Jean-Paul Fouchécourt, doué
d'une voix naturellement très légère, s'est spécialisé
dans les emplois de haute-contre et a développé cette voix
mixte, combinaison habile des registres de poitrine et de fausset, en prenant
exemple sur le ténor mozartien Léopold Simoneau.
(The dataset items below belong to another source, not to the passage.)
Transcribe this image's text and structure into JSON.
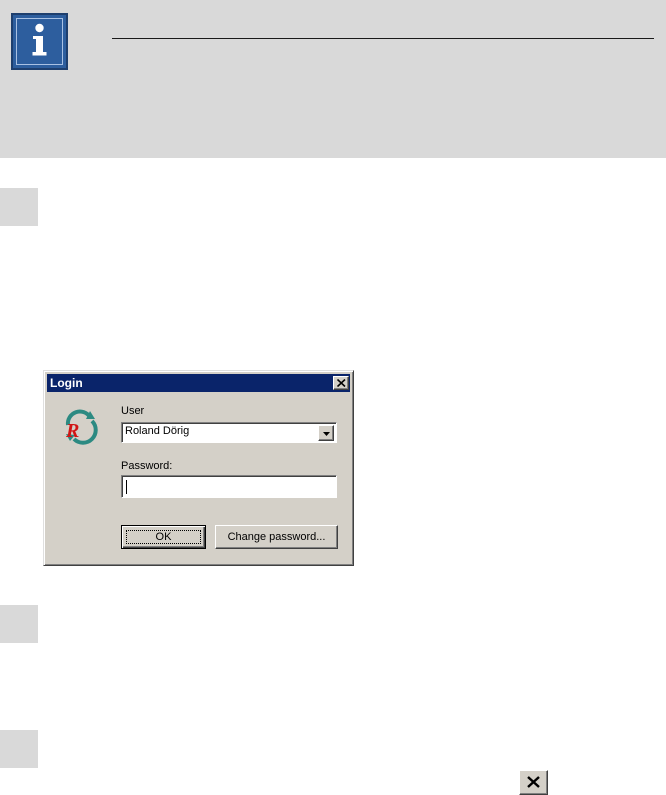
{
  "info_banner": {
    "icon": "info-icon",
    "colors": {
      "background": "#d9d9d9",
      "icon_blue": "#2d5e9e"
    }
  },
  "steps": [
    {
      "id": "step-1"
    },
    {
      "id": "step-2"
    },
    {
      "id": "step-3"
    }
  ],
  "login_dialog": {
    "title": "Login",
    "close_icon": "close-icon",
    "logo_icon": "app-logo-icon",
    "user_label": "User",
    "user_value": "Roland Dörig",
    "password_label": "Password:",
    "password_value": "",
    "ok_label": "OK",
    "change_password_label": "Change password...",
    "colors": {
      "titlebar": "#0a246a",
      "face": "#d4d0c8"
    }
  },
  "inline_close_icon": "close-icon"
}
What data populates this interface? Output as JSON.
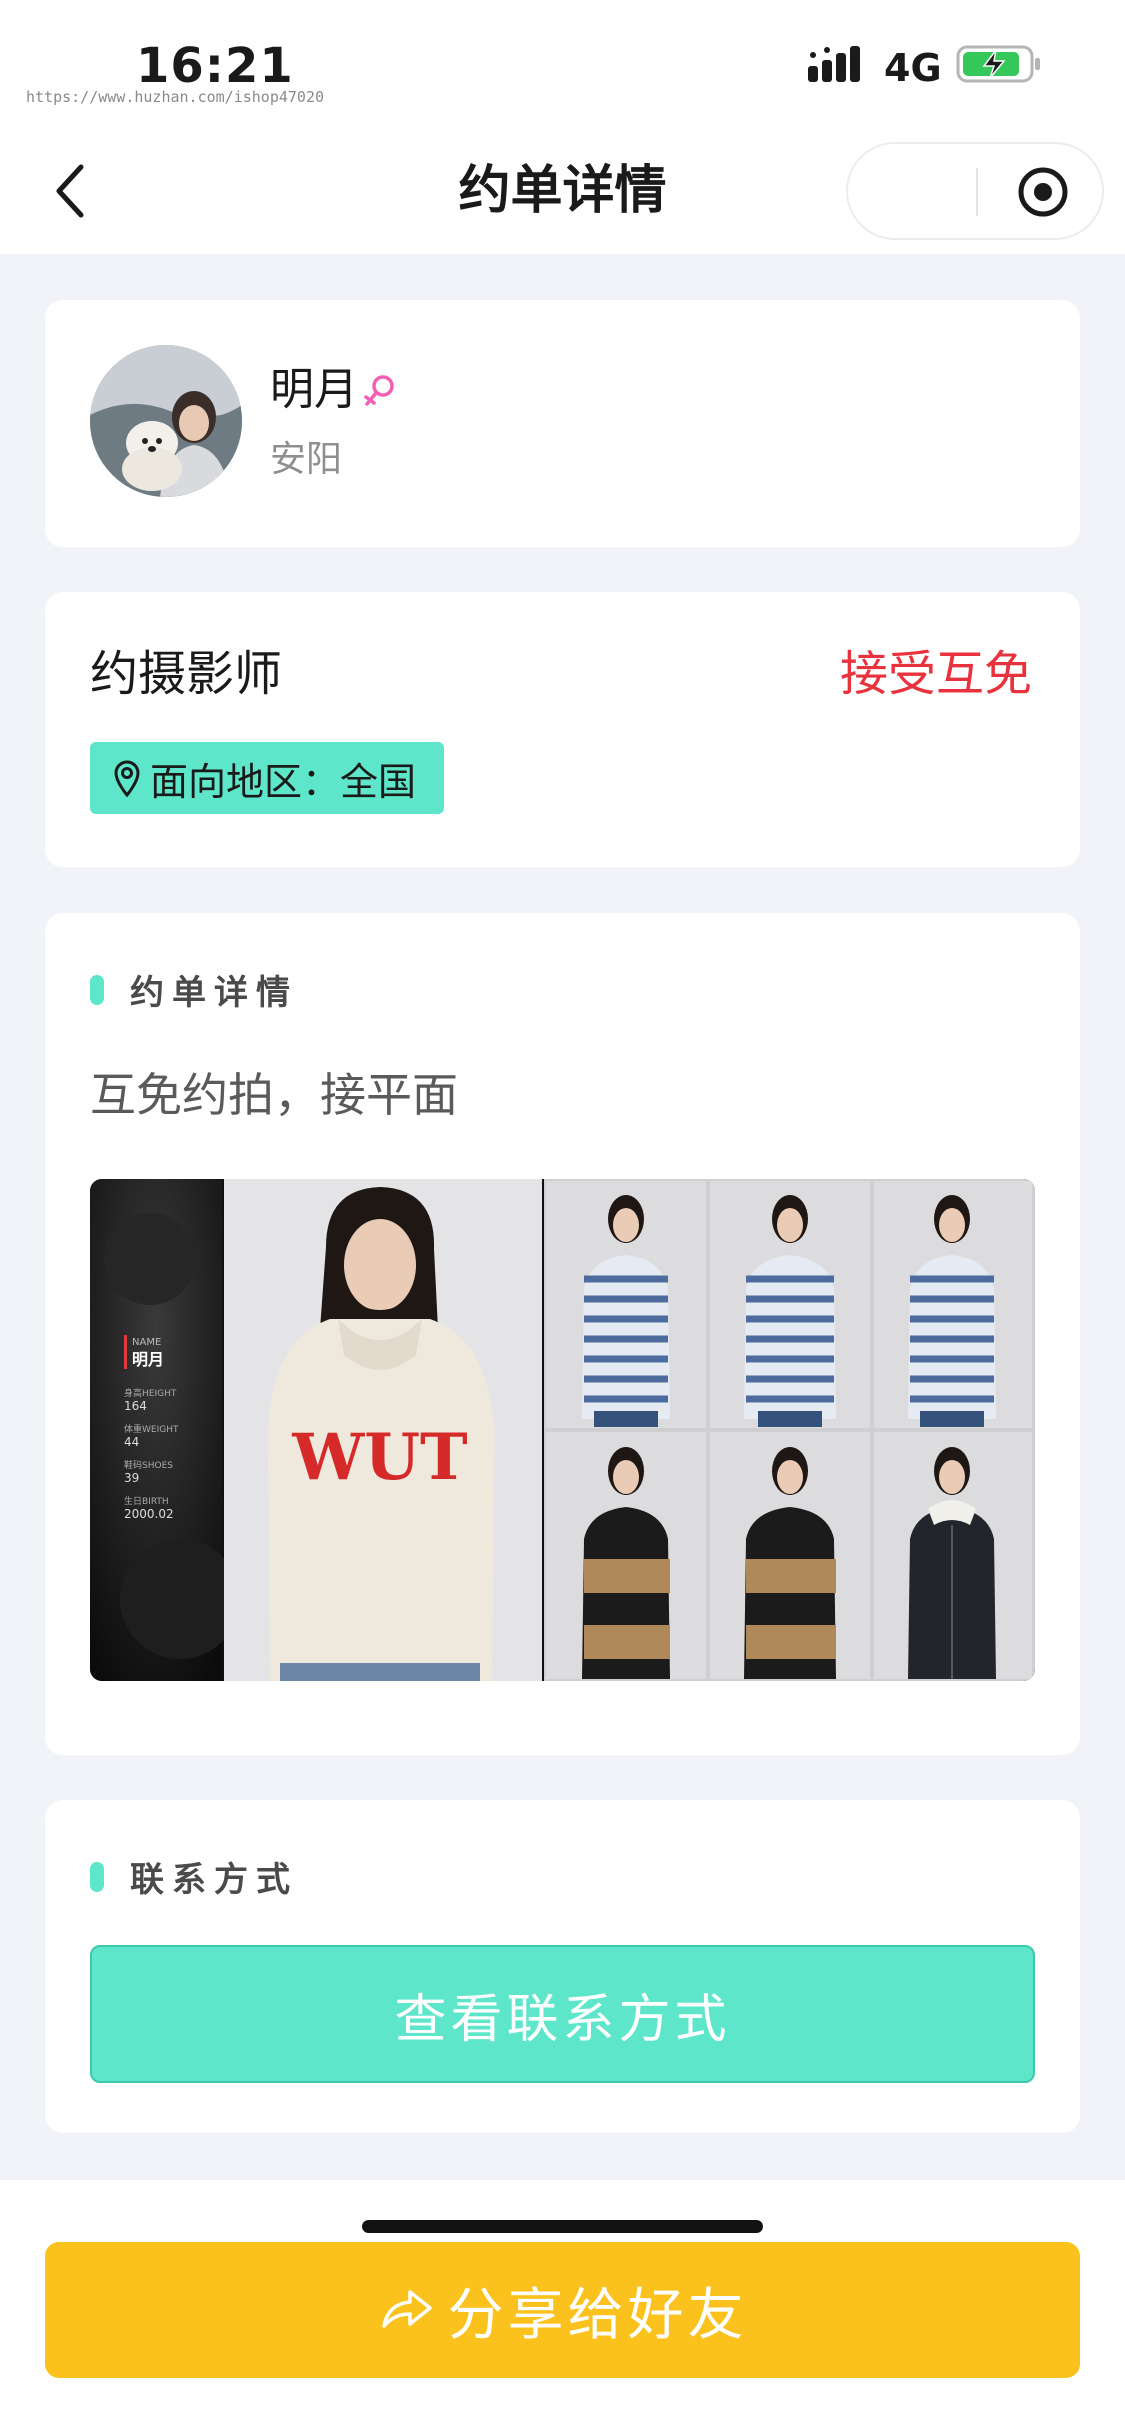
{
  "status_bar": {
    "time": "16:21",
    "watermark": "https://www.huzhan.com/ishop47020",
    "network": "4G",
    "battery_icon": "battery-charging-icon",
    "signal_icon": "cellular-signal-icon"
  },
  "nav": {
    "title": "约单详情",
    "back_icon": "chevron-left-icon",
    "record_icon": "record-icon"
  },
  "profile": {
    "name": "明月",
    "gender_icon": "female-icon",
    "city": "安阳"
  },
  "order_type": {
    "title": "约摄影师",
    "status": "接受互免",
    "area_label": "面向地区：全国",
    "area_icon": "map-pin-icon"
  },
  "detail": {
    "section_title": "约单详情",
    "text": "互免约拍，接平面",
    "composite": {
      "name_label": "NAME",
      "name": "明月",
      "stats": [
        {
          "label": "身高HEIGHT",
          "value": "164"
        },
        {
          "label": "体重WEIGHT",
          "value": "44"
        },
        {
          "label": "鞋码SHOES",
          "value": "39"
        },
        {
          "label": "生日BIRTH",
          "value": "2000.02"
        }
      ],
      "hero_text": "WUT"
    }
  },
  "contact": {
    "section_title": "联系方式",
    "button_label": "查看联系方式"
  },
  "share": {
    "button_label": "分享给好友",
    "icon": "share-arrow-icon"
  },
  "colors": {
    "accent": "#5de6c9",
    "status_red": "#e8333e",
    "share_yellow": "#fbc21e",
    "page_bg": "#f2f3f8"
  }
}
Parmi les
artistes qui se sont illustrés avec succès dans ce répertoire
exigeant, citons : Michael Goldthorpe, Guy de Mey (Atys), Bruce Brewer
(Platée), John Elwes (Pygmalion, Zaïs, Zoroastre), Howard Crook
(Atys, Castor, Renaud), Gilles Ragon (inoubliable Platée), Mark
Padmore (très bel Hippolyte) et Paul Agnew, une des plus belles
hautes-contre actuelles. François-Nicolas Geslot et Cyril Auvity
figurent parmi les artistes les plus prometteurs de leur génération.
Le jury du Concours International de Chant Baroque de Chimay (septembre
2001), présidé par William Christie, vient de révéler
un talentueux jeune ténor américain : Jeffrey B Thompson
(23 ans), déjà très à l'aise dans la tessiture
de haute-contre (rayonnant "Objet qui règne dans mon âme"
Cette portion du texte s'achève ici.